Do puppies need a separate place to sleep?
Yes. Your puppy needs a bed of its own in warm cosy place. This is important in area where extremes of climates are encountered. This area is to be free of dins and buzzes of traffic, rail or of household activities, not subjected to strong winds and free from dampness. The area should be selected so that the pup can be kept in the same area for a month or two. Subsequently when it attains growth, area may be changed and shifted to a more convenient place if needed.

What shall be the nature of puppy bed?
The one and probably the only requirement of puppy bed shall be that pup should be able to get up and lie down easily and come out of the bed with ease. It could be anything from a custom made one or to a very simple one as described herewith. It can be made at home using a thick carton box or a corrugated box. Cut and remove one side of it. Put a mattress in it. Mattress can be made form an old blanket, soft carpet, or a Turkish-towel.

If you go for a ready-made bed, buy one which is of good quality. Frame shall preferably be of safe materials since the pup is likely to chew and if made of thin wicker it may cause wound or eat splinter. At times, it may even cause the splinter to lodge or jagged in his throat. It is best to avoid paints since the pup is likely to lick and bite these surfaces. If painted, ensure that the coating is safe even if licked or chewed. Clean or change the pup’s bed at frequent intervals or whenever it is required.

How about having a bed for an adult dog?
Yes, if you are keeping him indoor for long periods of time it is better to have one bed for him. He should have a place of his own. This will prevent him in running around in the house and sleep wherever it feels - at times on your bed or chairs. He may be shown a place and asked to be there only whenever he is inside the house. Never allow him near the dining table! This will lead to 'begging for food', which is a very bad habit.

Feed a grown up dog only after you have eaten. Also, do not entertain him when you have snacks. There is behavioural psychology involved in it. In the wild when they live as a pack, it is always the dominant or the pack leader who gets the first bite. So in your house also make him feel that you are the pack leader or the dominant!

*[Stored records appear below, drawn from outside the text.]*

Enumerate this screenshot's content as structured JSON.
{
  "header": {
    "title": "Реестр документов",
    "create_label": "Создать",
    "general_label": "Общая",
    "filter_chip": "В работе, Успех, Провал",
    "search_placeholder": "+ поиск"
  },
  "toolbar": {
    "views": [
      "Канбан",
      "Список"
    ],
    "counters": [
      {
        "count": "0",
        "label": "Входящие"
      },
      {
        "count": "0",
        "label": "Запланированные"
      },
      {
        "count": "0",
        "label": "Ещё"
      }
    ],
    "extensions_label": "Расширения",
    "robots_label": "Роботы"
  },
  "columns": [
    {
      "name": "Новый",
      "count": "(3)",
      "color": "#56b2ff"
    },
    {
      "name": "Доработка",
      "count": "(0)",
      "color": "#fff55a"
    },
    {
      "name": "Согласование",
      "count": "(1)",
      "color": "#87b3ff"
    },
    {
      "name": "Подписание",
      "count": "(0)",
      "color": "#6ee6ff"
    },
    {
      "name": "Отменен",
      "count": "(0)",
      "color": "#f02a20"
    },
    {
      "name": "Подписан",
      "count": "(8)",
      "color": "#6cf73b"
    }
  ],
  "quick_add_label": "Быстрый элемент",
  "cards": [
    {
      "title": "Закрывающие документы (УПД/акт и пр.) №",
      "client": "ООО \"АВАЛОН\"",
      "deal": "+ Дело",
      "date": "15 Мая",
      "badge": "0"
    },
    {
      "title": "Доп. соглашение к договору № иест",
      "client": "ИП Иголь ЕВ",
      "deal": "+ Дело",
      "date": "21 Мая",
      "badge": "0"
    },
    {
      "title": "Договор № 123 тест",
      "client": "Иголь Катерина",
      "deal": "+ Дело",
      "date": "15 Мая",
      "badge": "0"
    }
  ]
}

What can I do if the new puppy cries at night?
This may be due to two reasons. One- it is by fear since it is removed from the mother and the litter-mates. The other one is for seeking attention. Most owners will pick him up and cuddle. You may not do that but scold him gently. If he is trying to get out of the box/bed, put him again in it and firmly say- 'stay'. This is common during the first few days. It may be frightened by the absence of dam and litter mates.

Feeding a little of warm milk is good. You may wrap him in a towel. Providing a bottle with warm water may substitute the dam! Another method is to keep an old-fashioned time-piece alongside. The 'tick-tick' sound may simulate the heart beat of the mother and pacify the freighted pup.

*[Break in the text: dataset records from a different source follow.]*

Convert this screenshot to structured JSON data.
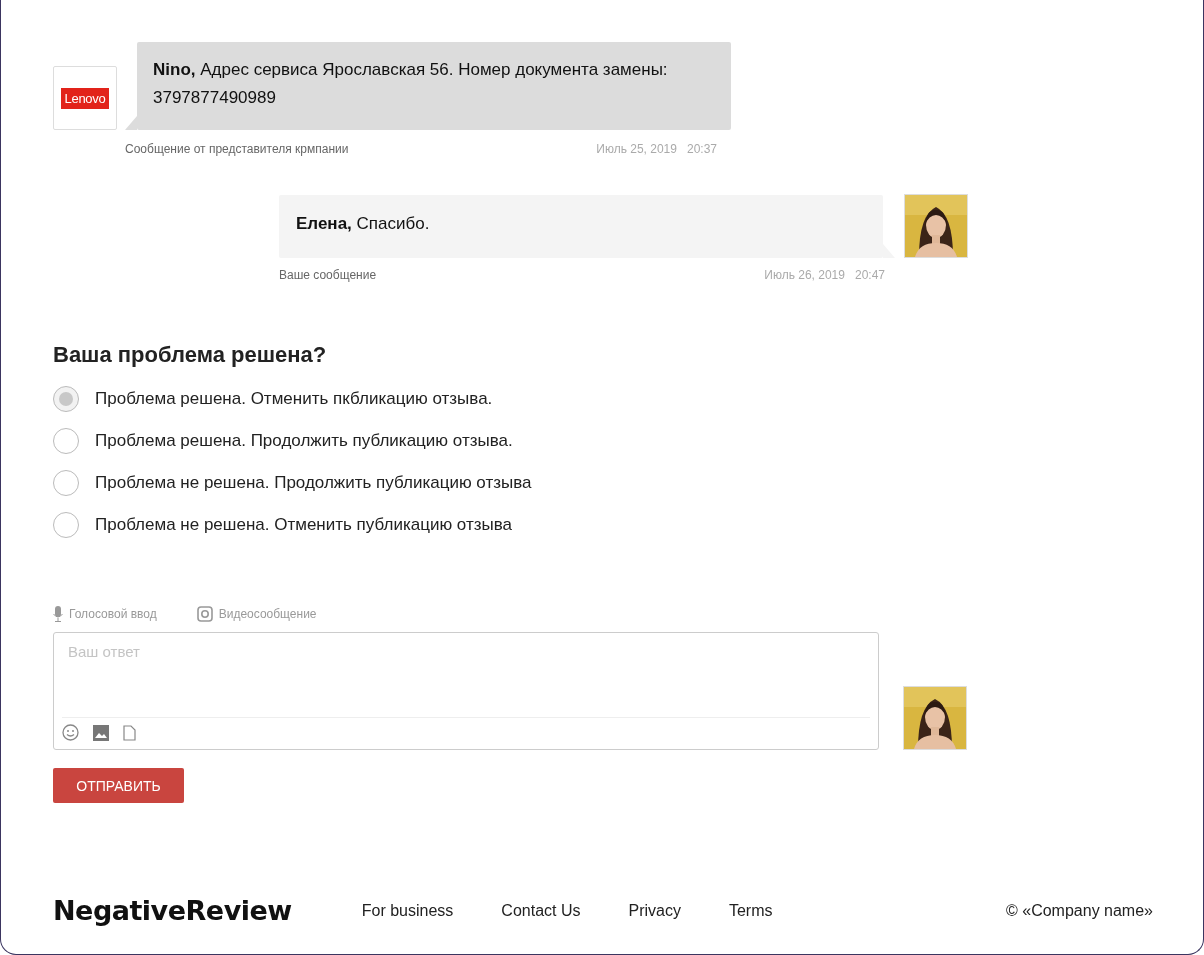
{
  "messages": [
    {
      "kind": "company",
      "logo": "Lenovo",
      "author": "Nino,",
      "text": "Адрес сервиса Ярославская 56. Номер документа замены: 3797877490989",
      "caption": "Сообщение от представителя крмпании",
      "date": "Июль 25, 2019",
      "time": "20:37"
    },
    {
      "kind": "user",
      "author": "Елена,",
      "text": "Спасибо.",
      "caption": "Ваше сообщение",
      "date": "Июль 26, 2019",
      "time": "20:47"
    }
  ],
  "question": {
    "title": "Ваша проблема решена?",
    "options": [
      {
        "label": "Проблема решена. Отменить пкбликацию отзыва.",
        "selected": true
      },
      {
        "label": "Проблема решена. Продолжить публикацию отзыва.",
        "selected": false
      },
      {
        "label": "Проблема не решена. Продолжить публикацию отзыва",
        "selected": false
      },
      {
        "label": "Проблема не решена. Отменить публикацию отзыва",
        "selected": false
      }
    ]
  },
  "composer": {
    "voice": "Голосовой ввод",
    "video": "Видеосообщение",
    "placeholder": "Ваш ответ",
    "send": "ОТПРАВИТЬ"
  },
  "footer": {
    "brand": "NegativeReview",
    "links": [
      "For business",
      "Contact Us",
      "Privacy",
      "Terms"
    ],
    "copyright": "© «Company name»"
  }
}
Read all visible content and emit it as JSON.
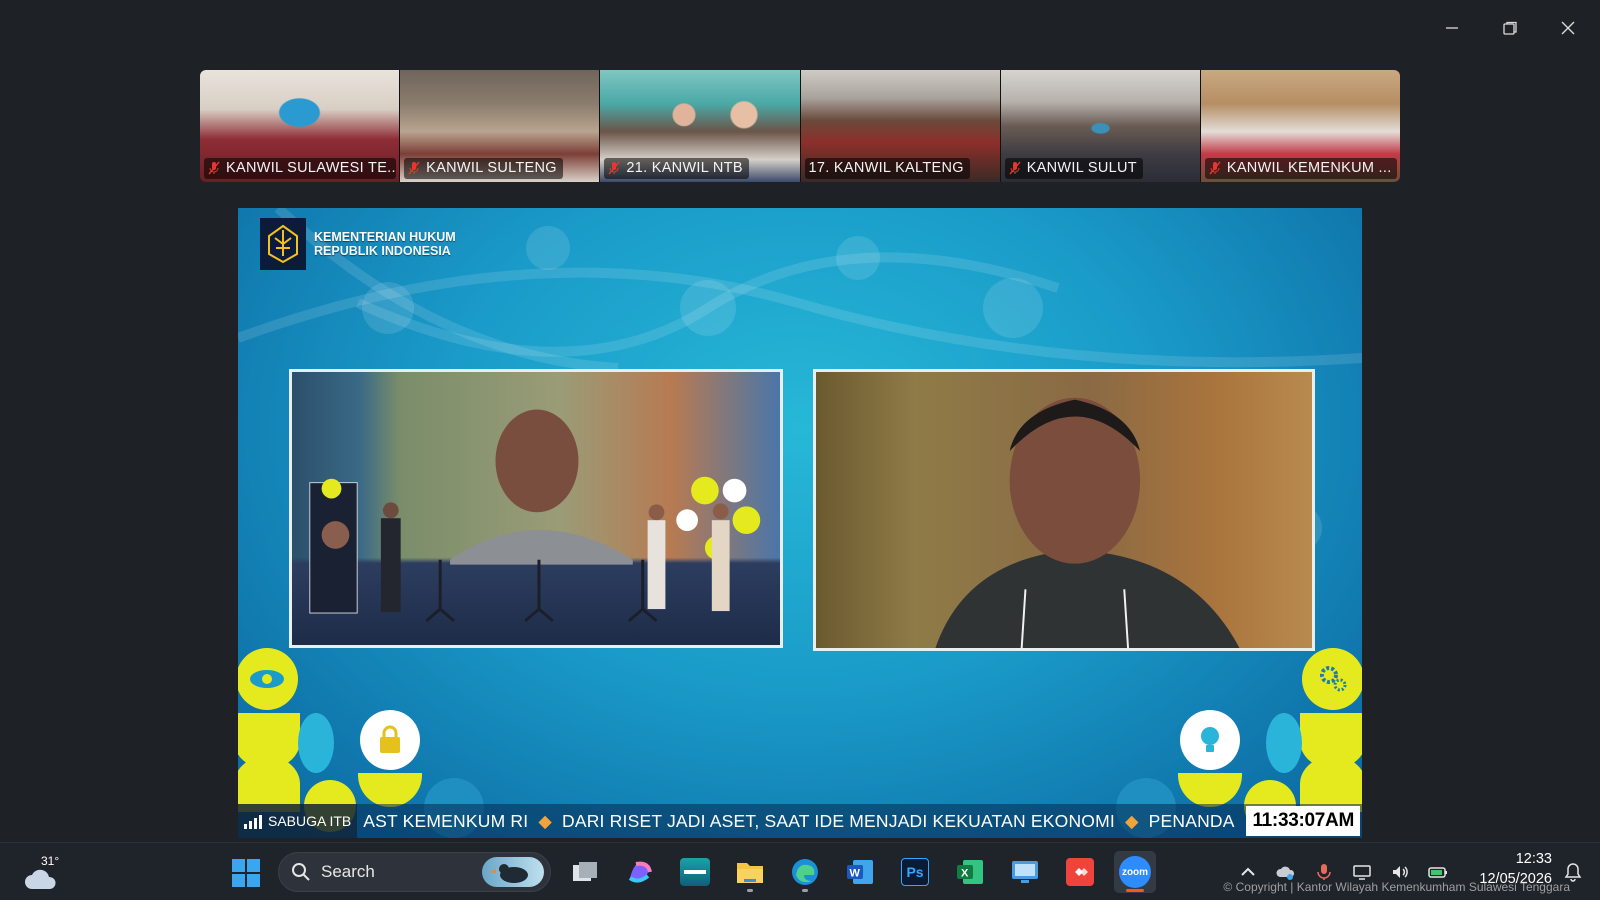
{
  "window": {
    "minimize_icon": "minimize-icon",
    "restore_icon": "restore-icon",
    "close_icon": "close-icon"
  },
  "gallery": {
    "participants": [
      {
        "name": "KANWIL SULAWESI TE...",
        "muted": true
      },
      {
        "name": "KANWIL SULTENG",
        "muted": true
      },
      {
        "name": "21. KANWIL NTB",
        "muted": true
      },
      {
        "name": "17. KANWIL KALTENG",
        "muted": false
      },
      {
        "name": "KANWIL SULUT",
        "muted": true
      },
      {
        "name": "KANWIL KEMENKUM ...",
        "muted": true
      }
    ]
  },
  "share": {
    "brand_line1": "KEMENTERIAN HUKUM",
    "brand_line2": "REPUBLIK INDONESIA",
    "ticker_source": "SABUGA ITB",
    "ticker_items": [
      "AST KEMENKUM RI",
      "DARI RISET JADI ASET, SAAT IDE MENJADI KEKUATAN EKONOMI",
      "PENANDA"
    ],
    "clock": "11:33:07AM"
  },
  "taskbar": {
    "weather_temp": "31°",
    "search_placeholder": "Search",
    "apps": [
      "task-view",
      "copilot",
      "news-app",
      "file-explorer",
      "edge",
      "word",
      "photoshop",
      "excel",
      "remote-desktop",
      "anydesk",
      "zoom"
    ],
    "active_app": "zoom",
    "time": "12:33",
    "date": "12/05/2026",
    "copyright": "© Copyright | Kantor Wilayah Kemenkumham Sulawesi Tenggara"
  },
  "colors": {
    "stage_accent": "#1a9bc9",
    "deco_yellow": "#e4ea1e",
    "ticker_diamond": "#f2a33a",
    "zoom_blue": "#2d8cff"
  }
}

If the crying persists even after a few days it is for seeking attention. You can gently command him 'NO' and come back. There-after you can ignore even. The pup usually settles down.

Is it useful to give the pup something to chew on?
Yes. Chewing is almost as natural to it as any other body activity. He will enjoy it and will help him 'teeth'. Since chewing is normal and enjoyed by the pup do not make a mistake of allowing him to chew anything and everything. Providing a nutritional chew-stick will also help him prevent chewing furniture or clothing, which is close to the ground like the bottom of skirts of womenfolk, trousers and the like. Make sure it does not pick up the habit of chewing stones and may even eat it. It's difficult to stop, if it is developed as a habit. So provide items which are safe and that will satisfy his instincts.

There are toys often in the shape of a dumb-bell, musical balls, tugs or nutritional chew-bones specially made for the pup. Do not offer him your old foot-wear to play with. He may not distinguish between the bad ones and the good ones. And, please don’t blame him if it keeps your premium shoes! A bone of knuckle or shin is also good after it is boiled and sterilised. But be cautious about bones which are splintered and with sharp edges. Remember never to provide a fish or fowl bone.